We were immediately made welcome by the landlord and had a good conversation with him about the pub’s wartime history – how the ceiling was once covered in RAF signatures (sadly no longer) and that the post to the pub sign is fixed into an old landing light.

Nowadays the pub has a great reputation for its Sunday lunches and I can certainly vouch that they keep a good pint there.

Looking through my notes, an ex-418 Squadron pilot that I interviewed in the 1970s told me that “Mrs Cottage’s pub was favoured by the majority of the aircrew”.

That would have been Edith Mary Cottage (née Bennett), born in 1893 and married (in 1914) to William Cottage.

A former (until 1929) Metropolitan Police sergeant, William Frank Cottage (born 1886) is listed in Kelly’s Trade Directory of 1937 as the landlord, and both William and Edith are recorded as running the pub in the 1939 England and Wales Register.

WF Cottage also appears in the telephone directories from 1935 through to 1946 (the pub’s number was Bradwell-on-Sea 36 and then 236).

William passed away in 1946, leaving effects of £128 8s 9d to Edith and the following year she re-married and only died in 1977.

So we can say with some certainty that the Cottages ran the Cricketers from at least 1935 to 1946, but can we get back any earlier in the pub’s story.

Ian Peaty, in his Essex Brewers (1992), has the Cricketers listed as one of the pubs purchased in 1934 by Taylor Walker and Company of London from the Chelmsford brewer, Wells and Perry Ltd.

Preserved in the Essex Record Office is a plan for the “re-building of inn and stabling, Cricketers Inn, Bradwell-juxta-Mare”.

Wells and Perry Ltd are given as the owners, R Mawhood the architect, and the plan is dated 1909. At that stage, Hewitt Walter Collins would have been the landlord.

Although that “re-building” occurred in 1909, there was clearly something on the site before then.

Bradwell historian Kevin Bruce has made an extensive study of the deeds back to 1741 and a property known as Ricketts Hall, variously described as divided into two, three and then four tenements.

It is probably one of those tenements that the 1901 census lists as Glebe Cottage, which is annotated 'Cricketers Arms', with Hewitt W Collins, wife Elizabeth and lodger Robert Southgate in residence.

Maldon and Burnham Standard:

I can find no reference to the Cricketers earlier than that, although there was a Saracens Head along the East End Road in 1881 (beer house-keeper William Lone).

So what at first sight appears to be a relatively 'modern' pub, was re-built in 1909 and has a heritage (including of beer) that dates back to at least 1901 and possibly even further.

But there is a lot more to the Cricketers than just that chronology.
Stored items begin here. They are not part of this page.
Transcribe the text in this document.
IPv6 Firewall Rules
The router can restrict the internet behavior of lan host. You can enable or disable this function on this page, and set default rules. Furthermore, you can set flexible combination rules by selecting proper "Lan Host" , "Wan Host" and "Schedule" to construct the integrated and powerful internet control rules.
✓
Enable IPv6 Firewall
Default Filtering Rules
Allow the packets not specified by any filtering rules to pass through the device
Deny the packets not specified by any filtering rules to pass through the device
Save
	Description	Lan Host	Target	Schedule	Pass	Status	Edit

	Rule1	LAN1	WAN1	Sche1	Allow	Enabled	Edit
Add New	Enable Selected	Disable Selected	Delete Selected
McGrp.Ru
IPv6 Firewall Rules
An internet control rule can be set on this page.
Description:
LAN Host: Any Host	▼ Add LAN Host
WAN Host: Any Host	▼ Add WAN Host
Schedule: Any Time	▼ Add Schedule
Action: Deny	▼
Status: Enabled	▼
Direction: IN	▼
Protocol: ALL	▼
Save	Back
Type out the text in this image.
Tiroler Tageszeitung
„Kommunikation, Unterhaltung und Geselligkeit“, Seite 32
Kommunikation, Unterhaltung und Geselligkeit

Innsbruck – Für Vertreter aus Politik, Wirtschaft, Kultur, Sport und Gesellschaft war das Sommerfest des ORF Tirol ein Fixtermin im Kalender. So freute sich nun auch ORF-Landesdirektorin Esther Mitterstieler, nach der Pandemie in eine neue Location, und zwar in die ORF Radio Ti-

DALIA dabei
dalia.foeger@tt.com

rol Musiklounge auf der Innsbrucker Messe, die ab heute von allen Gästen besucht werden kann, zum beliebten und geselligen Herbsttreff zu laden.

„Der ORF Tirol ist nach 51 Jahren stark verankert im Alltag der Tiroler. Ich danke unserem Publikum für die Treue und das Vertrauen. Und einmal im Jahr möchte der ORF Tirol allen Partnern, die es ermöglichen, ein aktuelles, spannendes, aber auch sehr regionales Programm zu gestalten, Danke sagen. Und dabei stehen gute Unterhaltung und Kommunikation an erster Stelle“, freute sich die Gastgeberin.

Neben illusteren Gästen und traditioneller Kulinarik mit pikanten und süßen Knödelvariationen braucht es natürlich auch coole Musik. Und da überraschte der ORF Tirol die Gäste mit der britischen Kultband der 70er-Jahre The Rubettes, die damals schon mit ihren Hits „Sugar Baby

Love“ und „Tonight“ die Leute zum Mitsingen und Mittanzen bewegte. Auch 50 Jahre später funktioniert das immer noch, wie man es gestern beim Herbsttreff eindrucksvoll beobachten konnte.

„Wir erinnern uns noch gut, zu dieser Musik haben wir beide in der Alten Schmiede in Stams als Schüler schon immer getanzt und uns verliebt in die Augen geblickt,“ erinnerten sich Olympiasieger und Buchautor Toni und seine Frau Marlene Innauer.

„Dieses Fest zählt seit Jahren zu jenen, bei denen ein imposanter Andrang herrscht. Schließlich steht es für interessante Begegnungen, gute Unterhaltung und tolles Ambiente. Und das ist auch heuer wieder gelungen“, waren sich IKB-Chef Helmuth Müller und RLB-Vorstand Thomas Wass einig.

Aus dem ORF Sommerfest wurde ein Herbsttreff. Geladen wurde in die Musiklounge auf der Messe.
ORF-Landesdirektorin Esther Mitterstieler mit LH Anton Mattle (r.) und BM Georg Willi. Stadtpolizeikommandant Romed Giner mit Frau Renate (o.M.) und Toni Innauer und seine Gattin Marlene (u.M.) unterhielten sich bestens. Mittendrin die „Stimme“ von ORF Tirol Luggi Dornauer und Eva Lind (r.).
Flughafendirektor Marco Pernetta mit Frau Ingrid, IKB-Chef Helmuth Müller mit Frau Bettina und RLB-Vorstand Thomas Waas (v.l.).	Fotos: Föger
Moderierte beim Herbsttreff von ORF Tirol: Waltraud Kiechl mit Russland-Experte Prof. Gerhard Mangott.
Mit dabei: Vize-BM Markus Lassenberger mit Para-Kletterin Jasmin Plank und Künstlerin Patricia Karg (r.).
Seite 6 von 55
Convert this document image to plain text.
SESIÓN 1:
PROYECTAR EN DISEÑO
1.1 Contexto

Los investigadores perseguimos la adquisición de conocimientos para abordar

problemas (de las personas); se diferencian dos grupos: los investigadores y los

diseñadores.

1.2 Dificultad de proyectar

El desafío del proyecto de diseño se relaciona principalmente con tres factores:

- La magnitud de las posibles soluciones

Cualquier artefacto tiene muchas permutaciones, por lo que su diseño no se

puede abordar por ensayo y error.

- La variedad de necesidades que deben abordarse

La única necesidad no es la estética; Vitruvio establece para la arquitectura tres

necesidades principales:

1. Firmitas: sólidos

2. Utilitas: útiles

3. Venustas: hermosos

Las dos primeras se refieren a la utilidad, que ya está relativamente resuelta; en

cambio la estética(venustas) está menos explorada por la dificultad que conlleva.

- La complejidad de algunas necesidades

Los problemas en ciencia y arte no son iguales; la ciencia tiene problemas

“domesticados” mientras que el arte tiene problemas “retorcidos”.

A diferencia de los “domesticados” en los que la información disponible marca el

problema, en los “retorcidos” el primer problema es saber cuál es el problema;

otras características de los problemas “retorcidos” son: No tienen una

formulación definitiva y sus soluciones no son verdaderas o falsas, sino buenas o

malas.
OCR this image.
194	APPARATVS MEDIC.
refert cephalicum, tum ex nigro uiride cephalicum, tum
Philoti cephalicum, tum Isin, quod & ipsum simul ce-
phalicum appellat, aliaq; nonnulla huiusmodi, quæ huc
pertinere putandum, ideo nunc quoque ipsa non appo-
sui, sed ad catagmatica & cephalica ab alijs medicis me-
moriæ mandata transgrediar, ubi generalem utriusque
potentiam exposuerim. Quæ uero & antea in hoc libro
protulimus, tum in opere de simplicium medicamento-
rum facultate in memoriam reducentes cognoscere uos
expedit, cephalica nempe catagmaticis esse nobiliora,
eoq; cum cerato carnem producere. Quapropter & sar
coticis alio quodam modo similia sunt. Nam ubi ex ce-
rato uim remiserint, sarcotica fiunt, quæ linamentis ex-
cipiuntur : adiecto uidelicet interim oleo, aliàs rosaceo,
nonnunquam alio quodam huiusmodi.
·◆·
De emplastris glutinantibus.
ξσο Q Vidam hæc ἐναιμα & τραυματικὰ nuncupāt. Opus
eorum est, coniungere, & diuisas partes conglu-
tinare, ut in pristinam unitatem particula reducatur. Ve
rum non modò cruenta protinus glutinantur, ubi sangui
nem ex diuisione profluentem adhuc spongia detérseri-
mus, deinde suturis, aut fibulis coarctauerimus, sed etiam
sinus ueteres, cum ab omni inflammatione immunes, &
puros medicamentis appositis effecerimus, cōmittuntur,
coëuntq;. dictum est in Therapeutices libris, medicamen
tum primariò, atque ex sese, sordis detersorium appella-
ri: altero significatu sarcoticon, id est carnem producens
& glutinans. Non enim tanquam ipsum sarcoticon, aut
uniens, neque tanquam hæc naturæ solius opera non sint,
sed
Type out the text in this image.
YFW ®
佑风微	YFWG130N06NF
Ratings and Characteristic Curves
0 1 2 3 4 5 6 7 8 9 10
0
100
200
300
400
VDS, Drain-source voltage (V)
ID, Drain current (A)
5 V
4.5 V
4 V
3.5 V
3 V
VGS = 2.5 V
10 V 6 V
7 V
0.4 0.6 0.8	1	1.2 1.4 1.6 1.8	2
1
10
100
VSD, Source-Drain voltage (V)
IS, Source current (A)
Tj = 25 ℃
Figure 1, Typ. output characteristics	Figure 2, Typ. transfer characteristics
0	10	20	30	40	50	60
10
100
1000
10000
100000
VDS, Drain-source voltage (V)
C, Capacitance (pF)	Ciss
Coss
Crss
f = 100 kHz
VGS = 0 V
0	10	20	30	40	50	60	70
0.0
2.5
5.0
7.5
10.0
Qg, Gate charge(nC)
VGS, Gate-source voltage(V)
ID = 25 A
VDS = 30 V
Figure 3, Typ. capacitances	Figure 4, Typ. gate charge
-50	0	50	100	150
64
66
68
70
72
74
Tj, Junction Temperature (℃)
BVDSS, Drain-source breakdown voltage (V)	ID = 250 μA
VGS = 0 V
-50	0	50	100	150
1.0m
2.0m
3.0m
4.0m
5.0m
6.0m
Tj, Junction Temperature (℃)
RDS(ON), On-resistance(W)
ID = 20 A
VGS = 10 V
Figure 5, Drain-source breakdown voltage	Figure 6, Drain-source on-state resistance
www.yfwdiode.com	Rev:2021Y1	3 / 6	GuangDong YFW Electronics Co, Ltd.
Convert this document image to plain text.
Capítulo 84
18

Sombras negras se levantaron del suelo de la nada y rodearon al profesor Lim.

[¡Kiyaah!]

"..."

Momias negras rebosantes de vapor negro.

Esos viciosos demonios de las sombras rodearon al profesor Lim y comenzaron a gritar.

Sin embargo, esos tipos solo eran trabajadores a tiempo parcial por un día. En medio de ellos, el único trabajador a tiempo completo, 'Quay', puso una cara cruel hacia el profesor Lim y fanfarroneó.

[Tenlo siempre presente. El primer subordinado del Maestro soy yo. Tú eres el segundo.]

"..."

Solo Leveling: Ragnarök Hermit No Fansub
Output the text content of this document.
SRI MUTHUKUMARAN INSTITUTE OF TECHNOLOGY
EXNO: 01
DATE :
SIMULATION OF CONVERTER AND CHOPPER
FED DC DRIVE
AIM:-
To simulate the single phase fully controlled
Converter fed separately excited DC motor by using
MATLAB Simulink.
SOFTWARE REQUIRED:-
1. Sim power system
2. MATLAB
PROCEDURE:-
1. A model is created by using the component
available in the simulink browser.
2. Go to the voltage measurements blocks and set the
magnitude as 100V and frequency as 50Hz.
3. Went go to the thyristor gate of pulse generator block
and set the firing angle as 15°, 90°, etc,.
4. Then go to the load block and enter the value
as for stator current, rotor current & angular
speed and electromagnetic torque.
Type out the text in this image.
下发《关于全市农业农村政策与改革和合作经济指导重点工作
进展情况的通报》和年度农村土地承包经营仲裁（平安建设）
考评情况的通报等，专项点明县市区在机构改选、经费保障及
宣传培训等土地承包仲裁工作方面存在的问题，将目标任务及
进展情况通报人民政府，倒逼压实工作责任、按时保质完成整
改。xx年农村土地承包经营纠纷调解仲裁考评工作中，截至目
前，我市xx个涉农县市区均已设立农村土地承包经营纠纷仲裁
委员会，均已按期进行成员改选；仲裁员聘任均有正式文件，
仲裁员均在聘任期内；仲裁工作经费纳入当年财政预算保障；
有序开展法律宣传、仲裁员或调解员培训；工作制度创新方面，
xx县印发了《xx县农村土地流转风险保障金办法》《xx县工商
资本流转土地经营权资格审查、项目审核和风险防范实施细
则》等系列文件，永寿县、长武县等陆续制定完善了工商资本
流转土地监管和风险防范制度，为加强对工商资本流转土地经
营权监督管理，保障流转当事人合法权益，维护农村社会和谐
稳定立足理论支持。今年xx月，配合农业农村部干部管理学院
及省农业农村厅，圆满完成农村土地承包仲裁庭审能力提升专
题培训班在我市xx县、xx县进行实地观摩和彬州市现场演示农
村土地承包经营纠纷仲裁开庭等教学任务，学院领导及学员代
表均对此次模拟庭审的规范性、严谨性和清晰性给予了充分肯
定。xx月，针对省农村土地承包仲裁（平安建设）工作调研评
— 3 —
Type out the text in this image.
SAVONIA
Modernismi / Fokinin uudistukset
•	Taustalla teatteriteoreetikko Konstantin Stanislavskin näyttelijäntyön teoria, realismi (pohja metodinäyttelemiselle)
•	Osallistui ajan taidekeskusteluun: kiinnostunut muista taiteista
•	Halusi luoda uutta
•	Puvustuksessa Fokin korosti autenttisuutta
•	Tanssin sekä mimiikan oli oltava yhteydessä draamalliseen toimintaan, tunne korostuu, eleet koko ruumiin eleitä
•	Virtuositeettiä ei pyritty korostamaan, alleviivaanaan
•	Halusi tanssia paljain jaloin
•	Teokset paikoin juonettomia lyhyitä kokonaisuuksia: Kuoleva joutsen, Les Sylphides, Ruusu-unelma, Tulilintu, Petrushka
After all, pubs are places of human activity, of loves and loss, of the rhythm of generations, of convivial exchanges.

Sometimes pubs are even seen as a sanctuary and there is, I am told, still beneath the car park, the remains of a nuclear bunker.

In that respect the Cricketers mirrors the story of the village – a tale that starts somewhere in the distant past and extends into modern times.

The Cricketers really is an “Inn of History” that is thankfully still open for us to experience in the time-honoured way.